Mon engagement militant reste récent. Je fais partie de cette génération qui a intégré durant sa jeunesse (les années 80) "la fin des idéologies", la victoire de la "rationalité économique" contre les passions et les pouvoirs du politique, la complexité qui ne pouvait être gérée que par des "experts"… Et même si je me sentais indignée de la marche du monde, je me suis longtemps pensée impuissante et incompétente à changer la donne. Je ne peux ici que rendre hommage à Pierre Bourdieu qui m’a fait le premier entrevoir d’autres possibles. Paradoxalement, alors que ses détracteurs lui attribuent une vision déterminée et figée des rapports sociaux, sa mise en lumière d’une sorte d’inconscient social et surtout son concept de "violence symbolique" ont eu l’effet de me libérer d’une certaine naïveté et de me faire bouger. On parle, on agit depuis une place qui nous a été assignée. Et peut-être que notre premier ennemi, c’est nous même. Sans une certaine approche réflexive sur ce qui nous a "conditionnés" et pourrait conditionner notre engagement militant (le désir de défendre des valeurs ou celui d’occuper de nouvelles places ?), le risque est de se complaire d’un côté dans la "soumission volontaire" et de l’autre de tomber dans la "reproduction". Mais l’œuvre de Bourdieu porte aussi un immense espoir.

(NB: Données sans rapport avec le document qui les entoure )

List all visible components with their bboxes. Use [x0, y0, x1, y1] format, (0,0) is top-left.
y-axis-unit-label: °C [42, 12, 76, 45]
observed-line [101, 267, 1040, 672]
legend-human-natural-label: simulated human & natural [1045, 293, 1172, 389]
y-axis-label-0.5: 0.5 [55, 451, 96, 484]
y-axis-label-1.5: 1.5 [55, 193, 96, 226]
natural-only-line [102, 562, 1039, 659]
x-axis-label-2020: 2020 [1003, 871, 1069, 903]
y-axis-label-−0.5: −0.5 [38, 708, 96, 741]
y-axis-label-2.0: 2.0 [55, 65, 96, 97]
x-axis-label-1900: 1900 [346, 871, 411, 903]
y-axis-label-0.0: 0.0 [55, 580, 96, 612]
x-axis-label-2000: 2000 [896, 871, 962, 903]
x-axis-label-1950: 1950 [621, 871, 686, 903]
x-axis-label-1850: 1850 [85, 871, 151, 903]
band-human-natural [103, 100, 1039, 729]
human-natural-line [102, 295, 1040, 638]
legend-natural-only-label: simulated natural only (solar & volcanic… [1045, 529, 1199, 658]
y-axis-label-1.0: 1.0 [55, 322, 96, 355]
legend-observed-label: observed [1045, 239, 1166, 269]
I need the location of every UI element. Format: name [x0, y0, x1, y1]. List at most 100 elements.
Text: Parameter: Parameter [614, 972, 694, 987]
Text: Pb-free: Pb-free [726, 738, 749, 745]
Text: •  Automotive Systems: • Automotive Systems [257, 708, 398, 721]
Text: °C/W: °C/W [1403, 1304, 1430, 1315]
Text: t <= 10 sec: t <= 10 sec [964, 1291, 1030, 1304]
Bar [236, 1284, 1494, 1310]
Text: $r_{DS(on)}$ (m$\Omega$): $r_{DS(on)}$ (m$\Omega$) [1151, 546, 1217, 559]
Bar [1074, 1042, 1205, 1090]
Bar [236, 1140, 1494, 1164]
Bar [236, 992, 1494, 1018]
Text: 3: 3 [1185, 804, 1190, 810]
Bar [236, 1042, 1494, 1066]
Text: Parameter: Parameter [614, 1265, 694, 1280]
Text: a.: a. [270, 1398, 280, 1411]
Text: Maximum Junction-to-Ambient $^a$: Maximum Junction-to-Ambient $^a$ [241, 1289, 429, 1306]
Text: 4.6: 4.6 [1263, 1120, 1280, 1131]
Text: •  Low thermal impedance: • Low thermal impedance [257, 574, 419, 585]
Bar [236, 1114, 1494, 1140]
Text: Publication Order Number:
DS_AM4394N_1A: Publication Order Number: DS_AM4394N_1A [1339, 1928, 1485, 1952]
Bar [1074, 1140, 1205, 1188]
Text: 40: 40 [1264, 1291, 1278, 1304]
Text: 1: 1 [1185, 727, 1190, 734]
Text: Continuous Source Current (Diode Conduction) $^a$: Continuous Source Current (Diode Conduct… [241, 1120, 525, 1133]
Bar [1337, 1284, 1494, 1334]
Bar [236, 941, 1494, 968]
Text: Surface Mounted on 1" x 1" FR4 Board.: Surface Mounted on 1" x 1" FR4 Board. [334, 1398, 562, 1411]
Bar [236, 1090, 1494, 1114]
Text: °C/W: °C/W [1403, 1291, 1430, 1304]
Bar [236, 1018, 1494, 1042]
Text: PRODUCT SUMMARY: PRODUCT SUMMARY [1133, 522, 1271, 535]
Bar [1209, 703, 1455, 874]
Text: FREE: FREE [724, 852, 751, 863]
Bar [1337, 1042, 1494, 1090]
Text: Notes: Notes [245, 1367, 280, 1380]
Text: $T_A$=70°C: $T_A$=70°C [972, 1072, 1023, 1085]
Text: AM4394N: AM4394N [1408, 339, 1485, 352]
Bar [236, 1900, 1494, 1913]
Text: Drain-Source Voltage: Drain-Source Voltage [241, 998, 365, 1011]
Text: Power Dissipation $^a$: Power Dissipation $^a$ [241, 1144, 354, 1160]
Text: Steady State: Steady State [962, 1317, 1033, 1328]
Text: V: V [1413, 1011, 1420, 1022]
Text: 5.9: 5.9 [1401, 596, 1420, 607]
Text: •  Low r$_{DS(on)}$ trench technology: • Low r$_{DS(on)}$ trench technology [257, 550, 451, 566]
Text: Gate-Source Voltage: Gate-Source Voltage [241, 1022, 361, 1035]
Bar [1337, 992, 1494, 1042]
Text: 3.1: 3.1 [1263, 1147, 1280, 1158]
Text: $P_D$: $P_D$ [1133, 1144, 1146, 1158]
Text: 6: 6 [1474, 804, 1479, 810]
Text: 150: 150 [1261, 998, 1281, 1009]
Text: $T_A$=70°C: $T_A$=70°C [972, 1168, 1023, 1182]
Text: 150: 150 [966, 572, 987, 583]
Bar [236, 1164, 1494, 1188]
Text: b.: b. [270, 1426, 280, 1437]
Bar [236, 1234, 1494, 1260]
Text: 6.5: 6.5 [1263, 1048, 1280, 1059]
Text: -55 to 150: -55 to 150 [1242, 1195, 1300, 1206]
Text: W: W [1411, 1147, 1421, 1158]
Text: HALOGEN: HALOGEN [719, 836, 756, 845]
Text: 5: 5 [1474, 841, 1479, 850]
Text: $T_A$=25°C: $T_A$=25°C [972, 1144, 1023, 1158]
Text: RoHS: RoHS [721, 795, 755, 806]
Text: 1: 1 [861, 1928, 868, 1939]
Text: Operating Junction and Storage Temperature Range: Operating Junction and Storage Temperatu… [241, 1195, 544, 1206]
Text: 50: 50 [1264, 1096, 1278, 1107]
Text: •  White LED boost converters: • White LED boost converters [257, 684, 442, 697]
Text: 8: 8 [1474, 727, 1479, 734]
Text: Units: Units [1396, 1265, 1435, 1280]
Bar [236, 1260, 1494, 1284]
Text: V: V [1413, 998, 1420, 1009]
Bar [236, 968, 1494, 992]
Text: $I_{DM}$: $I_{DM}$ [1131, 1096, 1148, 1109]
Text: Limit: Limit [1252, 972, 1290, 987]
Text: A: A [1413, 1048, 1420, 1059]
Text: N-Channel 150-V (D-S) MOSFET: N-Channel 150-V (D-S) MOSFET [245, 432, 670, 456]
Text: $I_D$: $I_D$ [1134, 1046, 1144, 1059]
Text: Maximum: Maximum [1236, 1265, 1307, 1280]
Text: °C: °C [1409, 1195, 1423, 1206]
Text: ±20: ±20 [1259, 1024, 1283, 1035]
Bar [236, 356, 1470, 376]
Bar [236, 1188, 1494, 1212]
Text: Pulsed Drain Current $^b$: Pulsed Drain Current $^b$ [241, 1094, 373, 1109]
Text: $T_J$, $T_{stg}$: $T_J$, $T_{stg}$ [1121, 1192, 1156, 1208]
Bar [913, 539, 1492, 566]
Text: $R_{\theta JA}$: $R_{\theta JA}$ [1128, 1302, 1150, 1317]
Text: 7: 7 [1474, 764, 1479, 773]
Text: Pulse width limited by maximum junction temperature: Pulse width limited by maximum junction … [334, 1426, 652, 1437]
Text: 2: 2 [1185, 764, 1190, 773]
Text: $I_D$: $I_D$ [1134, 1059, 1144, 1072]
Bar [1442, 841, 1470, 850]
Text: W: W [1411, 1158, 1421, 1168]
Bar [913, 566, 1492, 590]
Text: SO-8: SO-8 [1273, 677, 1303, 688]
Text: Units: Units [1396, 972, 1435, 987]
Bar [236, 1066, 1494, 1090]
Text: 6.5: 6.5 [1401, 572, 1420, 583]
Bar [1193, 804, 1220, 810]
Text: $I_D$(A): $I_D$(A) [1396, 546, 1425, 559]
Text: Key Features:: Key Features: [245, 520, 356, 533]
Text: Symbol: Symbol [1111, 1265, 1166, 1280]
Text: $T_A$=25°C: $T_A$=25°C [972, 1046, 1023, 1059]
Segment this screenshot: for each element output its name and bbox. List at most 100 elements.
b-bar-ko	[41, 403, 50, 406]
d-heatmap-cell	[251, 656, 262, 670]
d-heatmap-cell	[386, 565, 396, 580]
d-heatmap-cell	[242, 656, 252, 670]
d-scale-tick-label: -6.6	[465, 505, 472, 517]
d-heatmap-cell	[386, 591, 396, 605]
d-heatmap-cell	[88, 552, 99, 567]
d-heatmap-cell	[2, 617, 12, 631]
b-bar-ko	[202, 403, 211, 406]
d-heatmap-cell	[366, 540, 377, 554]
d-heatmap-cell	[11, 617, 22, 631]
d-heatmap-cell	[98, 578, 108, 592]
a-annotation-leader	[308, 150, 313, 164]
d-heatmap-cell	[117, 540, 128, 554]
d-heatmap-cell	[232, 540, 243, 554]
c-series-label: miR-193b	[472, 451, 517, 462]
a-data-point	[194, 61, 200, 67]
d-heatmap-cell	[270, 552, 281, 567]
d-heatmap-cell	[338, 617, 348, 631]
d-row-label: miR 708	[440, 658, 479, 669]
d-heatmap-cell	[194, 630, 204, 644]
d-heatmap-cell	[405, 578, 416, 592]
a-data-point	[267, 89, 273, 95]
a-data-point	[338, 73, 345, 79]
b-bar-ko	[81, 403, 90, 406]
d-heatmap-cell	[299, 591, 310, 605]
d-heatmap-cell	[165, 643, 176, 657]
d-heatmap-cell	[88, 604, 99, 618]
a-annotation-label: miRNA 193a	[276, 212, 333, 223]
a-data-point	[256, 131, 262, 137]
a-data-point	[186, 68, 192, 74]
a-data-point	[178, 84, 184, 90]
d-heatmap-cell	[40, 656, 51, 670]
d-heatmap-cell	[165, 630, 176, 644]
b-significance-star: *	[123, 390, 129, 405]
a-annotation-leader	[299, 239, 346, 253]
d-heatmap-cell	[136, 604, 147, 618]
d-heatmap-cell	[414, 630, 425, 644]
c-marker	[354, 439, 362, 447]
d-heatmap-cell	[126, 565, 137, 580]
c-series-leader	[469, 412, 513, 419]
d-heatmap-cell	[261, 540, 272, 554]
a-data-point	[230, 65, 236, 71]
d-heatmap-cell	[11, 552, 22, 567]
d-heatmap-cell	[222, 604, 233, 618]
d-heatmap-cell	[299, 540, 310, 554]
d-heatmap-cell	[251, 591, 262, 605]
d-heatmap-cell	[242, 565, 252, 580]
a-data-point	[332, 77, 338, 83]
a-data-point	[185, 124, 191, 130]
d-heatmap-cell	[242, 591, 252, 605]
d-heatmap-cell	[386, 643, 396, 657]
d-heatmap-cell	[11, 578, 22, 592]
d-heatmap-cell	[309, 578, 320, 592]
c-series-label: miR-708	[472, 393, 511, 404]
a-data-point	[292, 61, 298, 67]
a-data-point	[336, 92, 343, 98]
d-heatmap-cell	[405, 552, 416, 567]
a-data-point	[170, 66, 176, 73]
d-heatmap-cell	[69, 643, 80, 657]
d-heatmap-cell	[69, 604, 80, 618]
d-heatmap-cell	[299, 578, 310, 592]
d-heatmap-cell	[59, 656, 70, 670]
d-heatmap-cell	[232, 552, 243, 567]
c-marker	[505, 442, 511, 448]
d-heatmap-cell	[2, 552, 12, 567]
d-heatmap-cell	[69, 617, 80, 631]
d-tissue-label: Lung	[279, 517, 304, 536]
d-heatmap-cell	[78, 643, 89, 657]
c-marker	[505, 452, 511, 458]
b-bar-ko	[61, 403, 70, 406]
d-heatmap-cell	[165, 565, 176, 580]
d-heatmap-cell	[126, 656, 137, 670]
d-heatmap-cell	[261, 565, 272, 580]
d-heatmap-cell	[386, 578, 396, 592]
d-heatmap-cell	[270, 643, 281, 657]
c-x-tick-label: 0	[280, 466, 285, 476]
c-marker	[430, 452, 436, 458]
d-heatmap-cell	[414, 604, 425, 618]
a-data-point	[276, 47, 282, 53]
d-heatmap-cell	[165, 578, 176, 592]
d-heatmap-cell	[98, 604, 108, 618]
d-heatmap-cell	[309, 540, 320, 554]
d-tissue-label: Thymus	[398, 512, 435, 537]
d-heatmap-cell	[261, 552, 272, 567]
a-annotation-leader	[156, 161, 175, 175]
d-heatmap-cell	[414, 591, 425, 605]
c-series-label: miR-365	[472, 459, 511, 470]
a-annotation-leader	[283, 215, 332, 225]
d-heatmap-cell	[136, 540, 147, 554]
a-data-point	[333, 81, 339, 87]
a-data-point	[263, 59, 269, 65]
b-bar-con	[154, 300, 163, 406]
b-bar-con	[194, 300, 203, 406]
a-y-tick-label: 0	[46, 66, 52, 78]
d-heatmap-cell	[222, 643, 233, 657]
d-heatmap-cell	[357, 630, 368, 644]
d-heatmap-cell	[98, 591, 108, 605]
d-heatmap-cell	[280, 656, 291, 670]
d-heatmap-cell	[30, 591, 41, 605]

Depuis Bourdieu, j’ai rencontré nombre d’auteurs sur mon parcours et d’humbles militants qui m’ont fait avancer (pour certains, parce qu’ils représentaient pour moi un contre-modèle !). Je garde cependant une affection particulière pour Attac, et ce malgré les graves crises qui l’ont secouée, pour son projet d’éducation politique populaire. J’y ai trouvé beaucoup de réconfort et de soutien dans l’action tant au niveau intellectuel qu’au niveau humain. Pour finir, je ne peux pas ne pas parler de Bruno Latour : il intègre l’importance de la matérialité du monde dans le monde social, remet en question l’idée de société, l’idée de l’humain, cultive le paradoxe d’un certain "relativisme universel", et défend l’incertitude (ou plutôt les non-certitudes) comme moteur de l’action démocratique... Pour lui, l’écologie politique ne consiste pas à faire de l’écologie un sujet politique mais suppose de transformer radicalement nos modes de pensées, d’agir et particulièrement nos pratiques démocratiques. Et pour moi, il est bien là l’enjeu : permettre à la pensée de s’ouvrir aux contradictions, aux paradoxes, sortir de nos structures mentales héritées pour espérer penser l’impensable, réaliser l’irréalisable… au service du vivre ensemble dans un monde préservé.